For now, I'll be working with the types from https://www.w3.org/TR/xmlschema/#built-in-datatypes. There seems to be no reason to take http://www.w3.org/1999/02/22-rdf-syntax-ns#langString into account as its definition is:

rdf:langString a rdfs:Datatype ;
	rdfs:subClassOf rdfs:Literal ;
	rdfs:isDefinedBy <http://www.w3.org/1999/02/22-rdf-syntax-ns#> ;
	rdfs:seeAlso <http://www.w3.org/TR/rdf11-concepts/#section-Graph-Literal> ;
	rdfs:label "langString" ;
	rdfs:comment "The datatype of language-tagged string values" .

In other words, it seems to be just a literal? It doesn't say its a xsd string?
As for http://www.w3.org/2001/XMLSchema#dayTimeDuration it is mentioned in the document under Other Built-in Datatypes. Our line can thus just be this document? (This note is still a work in progress)

[jitsedesmet]

@wschella , since I'm editing the type links i wonder if I can make the links used in these objects just point to TypeUrl his version of those links? They should be the same anyway?

[wschella]

@wschella , since I'm editing the type links i wonder if I can make the links used in these objects just point to TypeUrl his version of those links? They should be the same anyway?

If you can that would be nice! When I wrote this TS couldn't handle this cleanly yet.

[wschella]

For now, I'll be working with the types from https://www.w3.org/TR/xmlschema/#built-in-datatypes. There seems to be no reason to take http://www.w3.org/1999/02/22-rdf-syntax-ns#langString into account as its definition is:

rdf:langString a rdfs:Datatype ;
	rdfs:subClassOf rdfs:Literal ;
	rdfs:isDefinedBy <http://www.w3.org/1999/02/22-rdf-syntax-ns#> ;
	rdfs:seeAlso <http://www.w3.org/TR/rdf11-concepts/#section-Graph-Literal> ;
	rdfs:label "langString" ;
	rdfs:comment "The datatype of language-tagged string values" .

In other words, it seems to be just a literal?

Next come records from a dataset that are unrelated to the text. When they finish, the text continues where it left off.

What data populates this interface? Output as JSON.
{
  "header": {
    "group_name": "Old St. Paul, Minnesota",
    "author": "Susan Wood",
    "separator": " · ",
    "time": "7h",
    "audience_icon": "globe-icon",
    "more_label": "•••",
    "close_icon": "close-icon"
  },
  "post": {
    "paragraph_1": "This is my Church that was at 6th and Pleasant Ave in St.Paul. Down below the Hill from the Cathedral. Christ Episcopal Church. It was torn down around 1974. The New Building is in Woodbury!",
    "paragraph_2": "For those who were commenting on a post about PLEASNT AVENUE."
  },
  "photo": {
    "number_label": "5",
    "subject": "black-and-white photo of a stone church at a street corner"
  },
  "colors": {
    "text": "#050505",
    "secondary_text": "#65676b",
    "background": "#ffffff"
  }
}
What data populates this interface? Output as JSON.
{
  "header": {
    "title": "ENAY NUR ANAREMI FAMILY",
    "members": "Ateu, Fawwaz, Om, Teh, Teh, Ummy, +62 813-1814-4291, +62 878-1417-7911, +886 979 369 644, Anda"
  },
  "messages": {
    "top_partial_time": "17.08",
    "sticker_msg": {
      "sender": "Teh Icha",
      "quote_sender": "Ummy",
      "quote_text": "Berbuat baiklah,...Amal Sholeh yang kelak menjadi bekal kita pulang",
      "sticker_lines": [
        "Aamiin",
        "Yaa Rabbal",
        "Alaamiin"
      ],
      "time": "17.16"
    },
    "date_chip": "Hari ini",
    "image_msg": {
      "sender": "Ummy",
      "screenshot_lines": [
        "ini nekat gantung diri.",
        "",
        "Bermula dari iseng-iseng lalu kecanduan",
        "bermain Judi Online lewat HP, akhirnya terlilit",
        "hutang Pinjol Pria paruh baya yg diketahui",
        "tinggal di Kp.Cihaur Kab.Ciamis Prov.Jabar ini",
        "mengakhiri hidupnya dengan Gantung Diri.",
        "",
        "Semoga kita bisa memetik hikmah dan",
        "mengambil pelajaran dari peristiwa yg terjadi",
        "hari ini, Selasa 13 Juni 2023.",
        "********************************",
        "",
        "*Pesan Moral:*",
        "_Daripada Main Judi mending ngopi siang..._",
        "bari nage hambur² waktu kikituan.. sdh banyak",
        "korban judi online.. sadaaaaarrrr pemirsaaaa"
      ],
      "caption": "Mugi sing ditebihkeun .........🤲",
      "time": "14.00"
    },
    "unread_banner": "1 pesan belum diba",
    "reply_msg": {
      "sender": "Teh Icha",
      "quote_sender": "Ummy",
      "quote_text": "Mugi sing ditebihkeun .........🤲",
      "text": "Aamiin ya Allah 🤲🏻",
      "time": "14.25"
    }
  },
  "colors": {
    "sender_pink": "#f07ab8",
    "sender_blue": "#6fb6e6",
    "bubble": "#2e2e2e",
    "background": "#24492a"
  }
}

It doesn't say its a xsd string?
As for http://www.w3.org/2001/XMLSchema#dayTimeDuration it is mentioned in the document under Other Built-in Datatypes. Our line can thus just be this document? (This note is still a work in progress)

There definitely is reason to take rdf:langString into account, as many SPARQL functions work specifically on that datatype! For these things, I always worked from the types as mentioned here https://www.w3.org/TR/sparql11-query/#OperatorMapping and here https://www.w3.org/TR/sparql11-query/#SparqlOps

[wschella]

You'll for example also see mention of 'numeric' there. We want to represent this in the graph as well I think, as the graph should map cleanly to the SPARQL spec.

[jitsedesmet]

@wschella , since I'm editing the type links i wonder if I can make the links used in these objects just point to TypeUrl his version of those links? They should be the same anyway?

If you can that would be nice! When I wrote this TS couldn't handle this cleanly yet.

Apparently it still can't. I should have tested this before asking the question. Sorry

[jitsedesmet]

After having a call with @wschella and considering his comment #101 (comment) . We probably want to rewrite lib/functions/Helpers.ts as well to use the OverloadTree created in that PR more closely. In combination with the auto cast feature we can clean that file quite a bit.